The Cutlers' Company ‘The Master, Wardens, Searchers, Assistants and Commonalty of the Company of Cutlers in Hallamshire in the County of York’ was incorporated in 1624. The Company owns the trademark ‘Sheffield’, and elects a Master Cutler annually. This office is regarded in the city as second only to that of Lord Mayor. The Cutlers' Feast, Forfeit Feast, and installation of the Master are important events in the calendar of the Cutlers' Company.

Industrial history Iron was worked in the vicinity in the 12th century, and Sheffield was famed for its knives by the time of Chaucer. Cutlery long remained the industry of the ‘little mester’ (self-employed cutler), but the 18th century saw many industrial changes. The invention by Thomas Boulsover in 1742 of the method of coating copper with silver to form ‘old Sheffield plate’, established an industry which flourished until it was superseded by electroplating in the 1850s. In 1740 Benjamin Huntsman invented the process for making crucible steel and later established his works at Attercliffe. At the same time coke began to be widely used for smelting; even more important was Henry Bessemer's converter of 1856. At the same time there arose a demand for steel for railways, armaments, and constructional purposes.
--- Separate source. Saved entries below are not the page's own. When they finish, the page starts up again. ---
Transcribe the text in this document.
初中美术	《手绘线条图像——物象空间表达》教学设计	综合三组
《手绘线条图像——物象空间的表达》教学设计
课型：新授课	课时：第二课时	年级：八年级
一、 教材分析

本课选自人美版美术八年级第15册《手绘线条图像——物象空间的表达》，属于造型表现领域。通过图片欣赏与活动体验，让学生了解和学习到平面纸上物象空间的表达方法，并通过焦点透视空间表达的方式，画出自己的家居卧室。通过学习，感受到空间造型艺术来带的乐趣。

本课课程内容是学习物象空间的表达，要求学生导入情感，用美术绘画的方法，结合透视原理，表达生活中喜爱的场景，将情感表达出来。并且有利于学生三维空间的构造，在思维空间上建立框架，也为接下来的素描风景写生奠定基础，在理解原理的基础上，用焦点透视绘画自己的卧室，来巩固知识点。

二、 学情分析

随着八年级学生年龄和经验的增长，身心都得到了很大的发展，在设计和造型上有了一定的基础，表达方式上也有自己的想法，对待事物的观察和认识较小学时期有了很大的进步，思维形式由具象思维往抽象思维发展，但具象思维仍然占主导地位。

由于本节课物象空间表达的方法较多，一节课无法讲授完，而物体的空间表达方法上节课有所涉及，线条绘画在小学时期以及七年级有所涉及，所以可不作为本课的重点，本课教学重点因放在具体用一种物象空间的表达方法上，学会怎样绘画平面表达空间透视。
Present-day industry Little steel for general purposes is produced today. Sheffield's unique position depends on its production of alloy and special steels made to withstand high pressures or temperatures, to be acid-resistant, or possess other unusual qualities. Most were invented in Sheffield laboratories and works (including stainless steel). Much emphasis is placed on the importance of research in the industry. Sheffield has a high reputation for craftsmanship,

apparent also in its heavy engineering industry. Melting shops, heavy forges, rolling mills, plate and wire mills make up the industrial conurbation of Sheffield. Its cutlery industry includes knives, razors, scissors, surgical instruments, agricultural and other machine knives, joiners', carvers', mechanics', and garden tools, and coal-cutting and boring tools. The production of silver and electroplated goods, with silver and gold refining, forms another group of industries. There are important subsidiary industries including type-founding, snuff, confectionery, food, refractory materials, and cardboard-box making, and media-related industries in the new Cultural Industries Quarter. There are reservoirs in the Loxley, Rivelin, and Ewden valleys.